Article 5 - Technological Freedom of
Choice and Decision Traceability
Factero is not
tied to any manufacturer exclusively. Selection is based on an objective
evaluation grid (scorecard) shared with the client, including criteria,
weighting, and scores. The client can thus understand exactly why one
option is recommended over other market solutions.
Article 6 - Obligation to Say No (and
to Document)
Factero has
the obligation to clearly signal when a technology, project, or approach
should not be deployed, according to our professional judgment, because
the risk, cost, complexity, or maturity of the organization does not
justify the investment at that time.
This position
is explained and documented: expected benefits, assumptions,
limitations, risks, operational impacts, alternatives, and minimum
conditions to make the approach acceptable (e.g., governance
prerequisites, security controls, internal capacity, recurring
budget).
The final
decision belongs to the client. Our responsibility is to make this
decision informed, traceable, and defensible.
Article 7 - Confidentiality and
Information Protection
Factero treats
client information as confidential by default. This confidentiality
applies to everything seen, heard, received, or produced during a
mandate, including exchanges, documents, configurations, access,
findings, deliverables, as well as the very existence of the
mandate.
Confidentiality management is based on simple principles:
- Need
to know: information is shared only with people
necessary for the mandate's execution.
- Minimization:
we collect and keep only what is strictly necessary.
- Access
control: access is limited, revoked at the end of the
mandate, and documented when relevant.
- Secure
channels: sensitive information does not pass through
unsuitable channels. Exchange methods are agreed upon with the
client according to the sensitivity level.
- Traceability:
when required, critical exchanges and transfers are logged to ensure
continuity and accountability.
Factero never names a client, publishes no logo, and distributes no
testimonial, case study, or identifiable reference without the client's
explicit and prior agreement. Any exception (e.g., legal obligation) is
reported to the client as soon as it is known, to the extent
permitted.
Article 8 - Traceability,
Documentation, and Decision Retention
Factero
documents findings, assumptions, trade-offs, and key decisions. This
documentation aims for continuity, accountability, and the ability to
justify a decision over time. Deliverables are provided to the client
and designed to be usable by management, a committee, or an audit,
depending on the context.
Article 9 - Change Governance and
Risk Management
Any
significant change (architecture, suppliers, access, data, security,
processes) must be evaluated before execution. Factero formalizes
impacts, dependencies, risks, prerequisites, and success conditions.
High-impact changes are presented with options, scenarios, and a
realistic mitigation plan.
Article 10 - Clear Responsibilities
and Third-Party Management
Factero
clarifies responsibilities between parties (client, suppliers,
integrators, managed services) to avoid gray areas. Roles, commitments,
limitations, acceptance criteria, and escalation mechanisms are
explicit.
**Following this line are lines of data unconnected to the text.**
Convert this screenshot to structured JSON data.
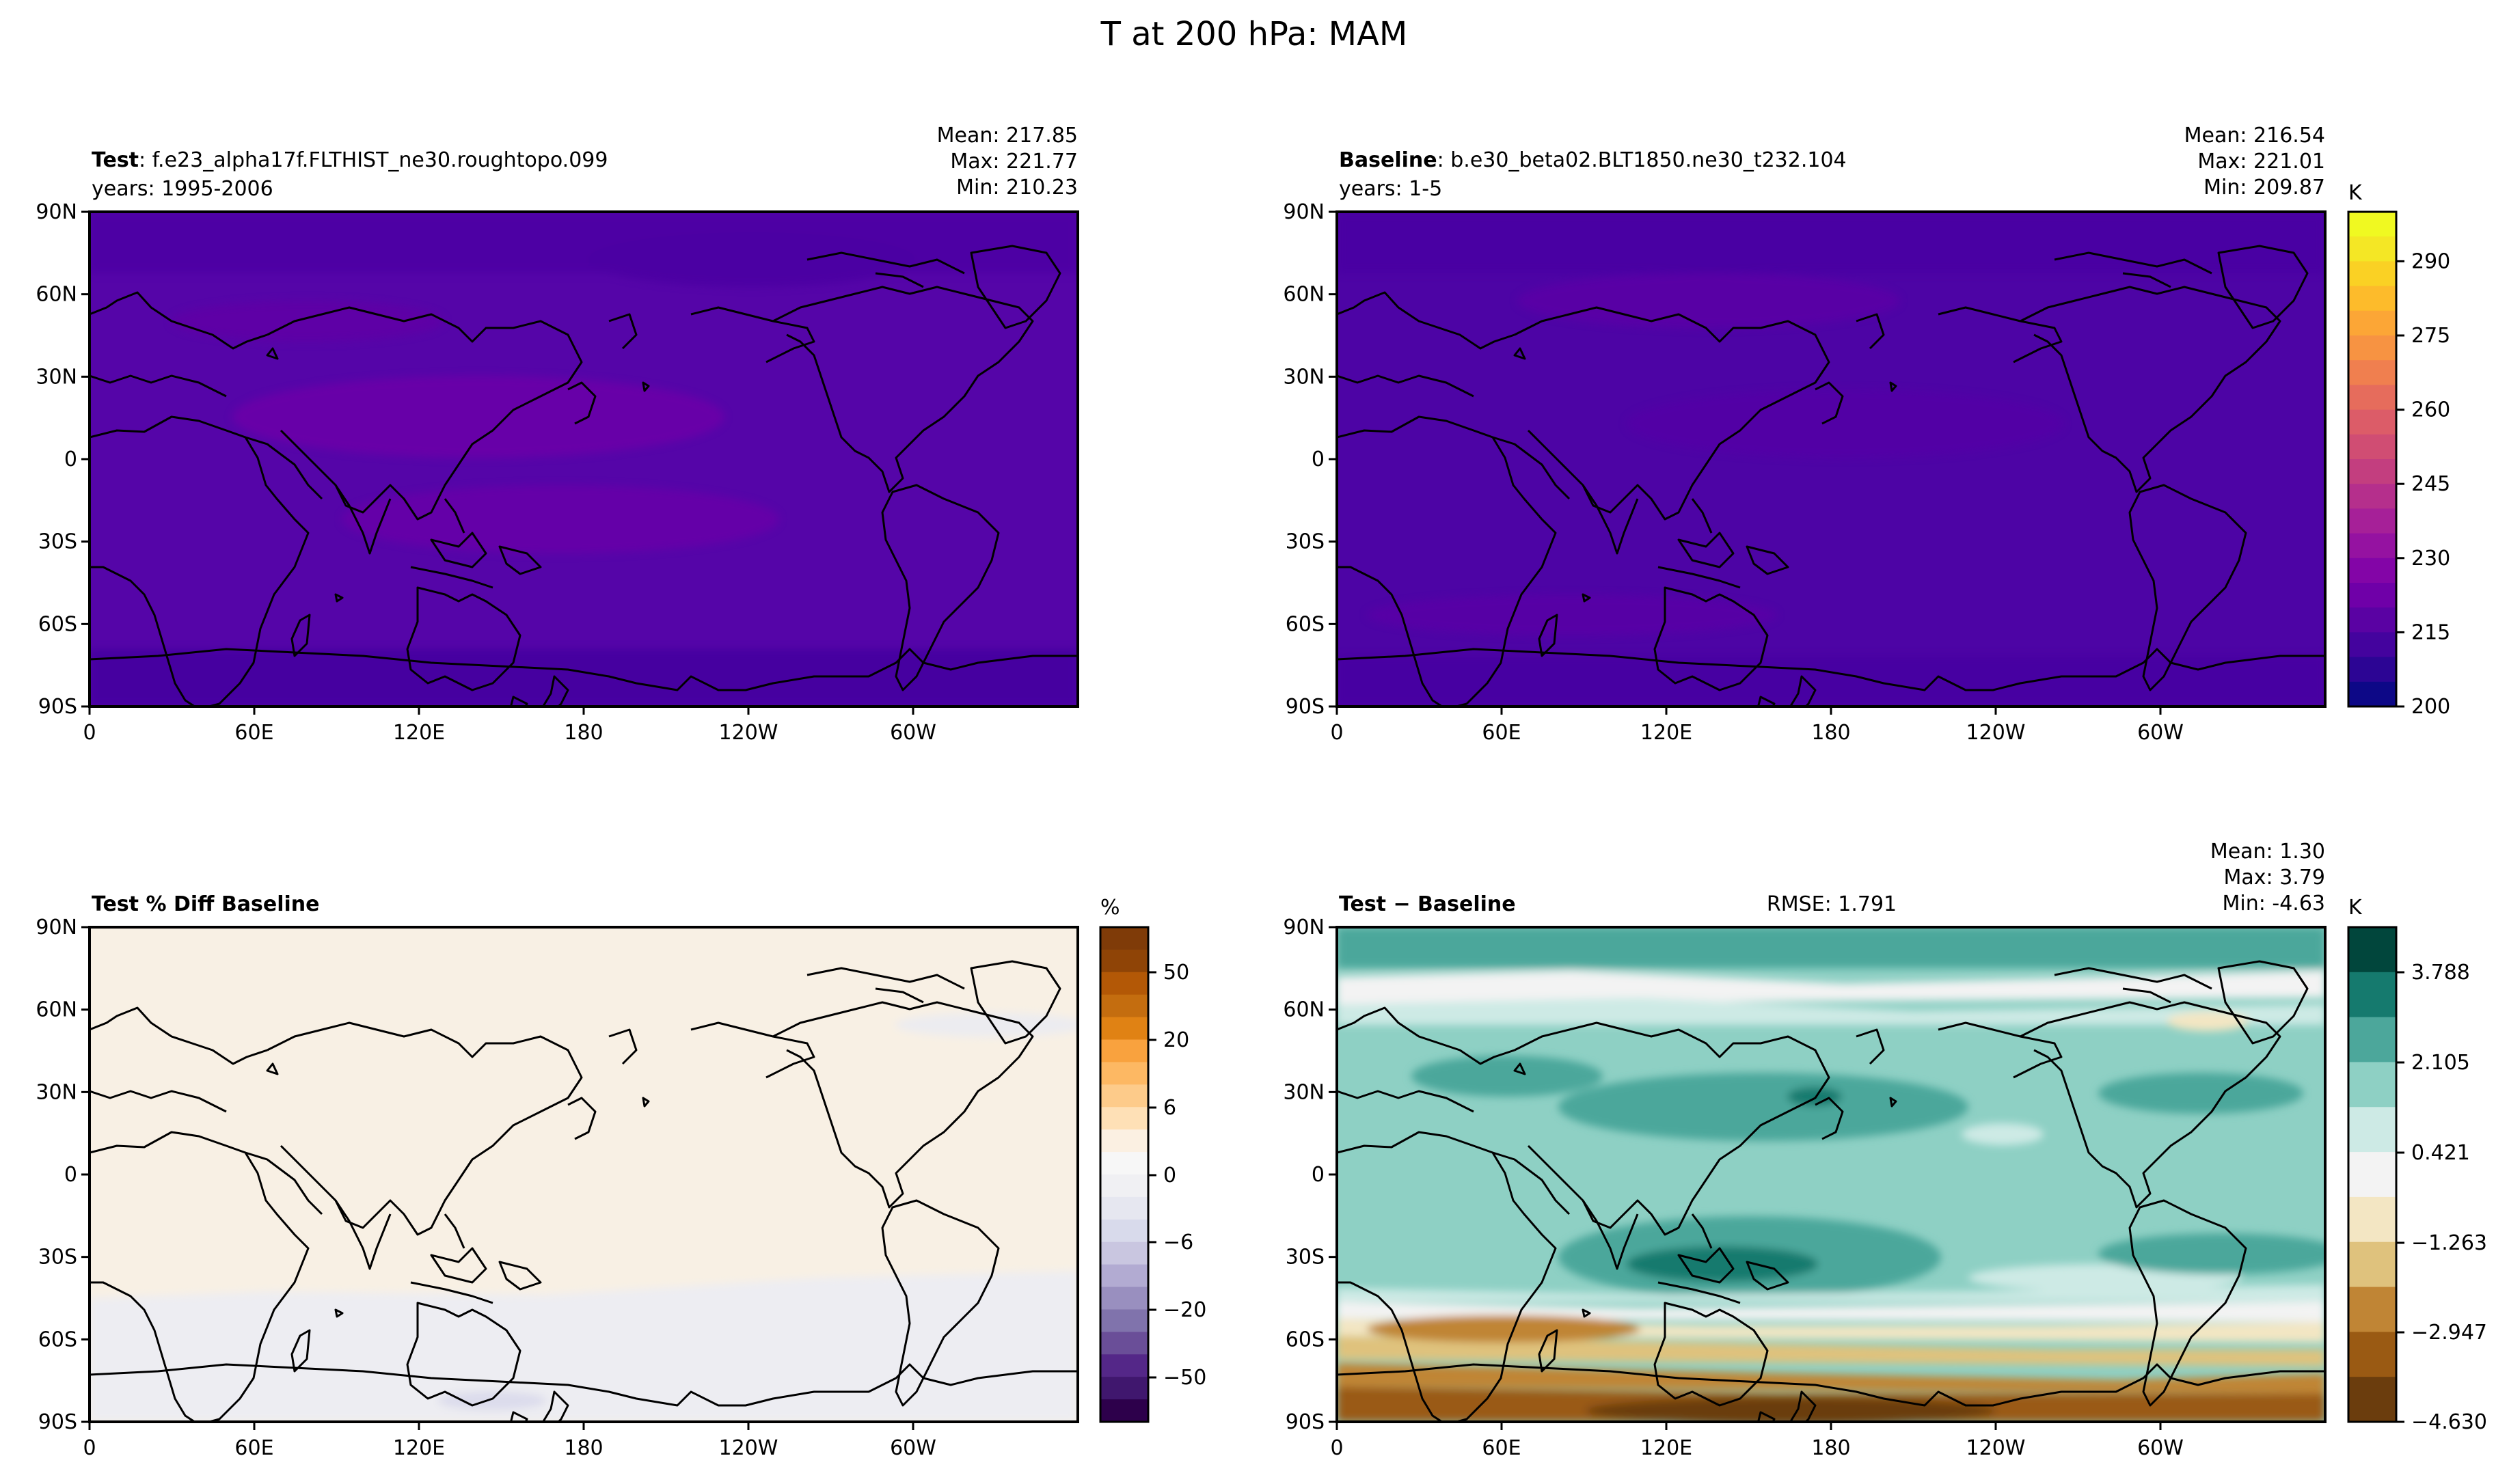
{
  "figure": {
    "title": "T at 200 hPa: MAM"
  },
  "chart_data": [
    {
      "type": "heatmap",
      "id": "test",
      "label_bold": "Test",
      "case": ": f.e23_alpha17f.FLTHIST_ne30.roughtopo.099",
      "years": "years: 1995-2006",
      "stats": [
        "Mean: 217.85",
        "Max: 221.77",
        "Min: 210.23"
      ],
      "xticks": [
        "0",
        "60E",
        "120E",
        "180",
        "120W",
        "60W"
      ],
      "yticks": [
        "90N",
        "60N",
        "30N",
        "0",
        "30S",
        "60S",
        "90S"
      ],
      "base_color": "#5505a8",
      "units": "K"
    },
    {
      "type": "heatmap",
      "id": "baseline",
      "label_bold": "Baseline",
      "case": ": b.e30_beta02.BLT1850.ne30_t232.104",
      "years": "years: 1-5",
      "stats": [
        "Mean: 216.54",
        "Max: 221.01",
        "Min: 209.87"
      ],
      "xticks": [
        "0",
        "60E",
        "120E",
        "180",
        "120W",
        "60W"
      ],
      "yticks": [
        "90N",
        "60N",
        "30N",
        "0",
        "30S",
        "60S",
        "90S"
      ],
      "base_color": "#4d04a5",
      "units": "K",
      "colorbar": {
        "units": "K",
        "ticks": [
          "200",
          "215",
          "230",
          "245",
          "260",
          "275",
          "290"
        ],
        "colors": [
          "#0d0887",
          "#2c0594",
          "#44039e",
          "#5a02a3",
          "#6f00a8",
          "#8305a7",
          "#9512a1",
          "#a62098",
          "#b52f8c",
          "#c33e7f",
          "#d04d73",
          "#dc5c68",
          "#e66c5c",
          "#f07f4f",
          "#f79342",
          "#fca636",
          "#fdbb2b",
          "#fad124",
          "#f4e725",
          "#f0f921"
        ]
      }
    },
    {
      "type": "heatmap",
      "id": "pct-diff",
      "label_bold": "Test % Diff Baseline",
      "xticks": [
        "0",
        "60E",
        "120E",
        "180",
        "120W",
        "60W"
      ],
      "yticks": [
        "90N",
        "60N",
        "30N",
        "0",
        "30S",
        "60S",
        "90S"
      ],
      "base_color": "#f8f0e4",
      "units": "%",
      "colorbar": {
        "units": "%",
        "ticks": [
          "50",
          "20",
          "6",
          "0",
          "−6",
          "−20",
          "−50"
        ],
        "colors": [
          "#2d004b",
          "#40176e",
          "#542788",
          "#6a4e98",
          "#8073ac",
          "#998fbf",
          "#b2abd2",
          "#c9c6e0",
          "#d8daeb",
          "#e6e7f0",
          "#f0f0f3",
          "#f7f7f7",
          "#fbf0e2",
          "#fee0b6",
          "#fdcb8a",
          "#fdb863",
          "#f9a23e",
          "#e08214",
          "#c46d0f",
          "#b35806",
          "#8f4406",
          "#7f3b08"
        ]
      }
    },
    {
      "type": "heatmap",
      "id": "diff",
      "label_bold": "Test − Baseline",
      "rmse": "RMSE: 1.791",
      "stats": [
        "Mean:  1.30",
        "Max:  3.79",
        "Min: -4.63"
      ],
      "xticks": [
        "0",
        "60E",
        "120E",
        "180",
        "120W",
        "60W"
      ],
      "yticks": [
        "90N",
        "60N",
        "30N",
        "0",
        "30S",
        "60S",
        "90S"
      ],
      "base_color": "#8ed0c4",
      "units": "K",
      "colorbar": {
        "units": "K",
        "ticks": [
          "3.788",
          "2.105",
          "0.421",
          "−1.263",
          "−2.947",
          "−4.630"
        ],
        "colors": [
          "#01463c",
          "#157a6e",
          "#4ca79b",
          "#8ed0c4",
          "#cdeae5",
          "#f3f3f3",
          "#f3e6c3",
          "#dfc27d",
          "#c08535",
          "#9a5a13",
          "#6b3d0d"
        ]
      }
    }
  ]
}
The goal is simple: to know who does what, when, and how
quality is verified.
Article 11 - Intellectual
Independence and Right to Alert
Factero has
the obligation to alert when a project drifts or when risks become
unacceptable (budget, security, compliance, schedule, internal
capacity). The alert is formulated clearly, based on observable facts,
with probable impacts and corrective recommendations. Clarity takes
precedence over comfort.
Article 12 - Competence, Limits, and
Recourse to Expertise
Factero
commits to intervening within the scope of its competencies and to
explicitly naming its limits when an issue requires specialized
expertise (legal, tax, forensic, etc.). If a third party is recommended,
the final choice belongs to the client, and the selection logic remains
aligned with independence, quality, and real need.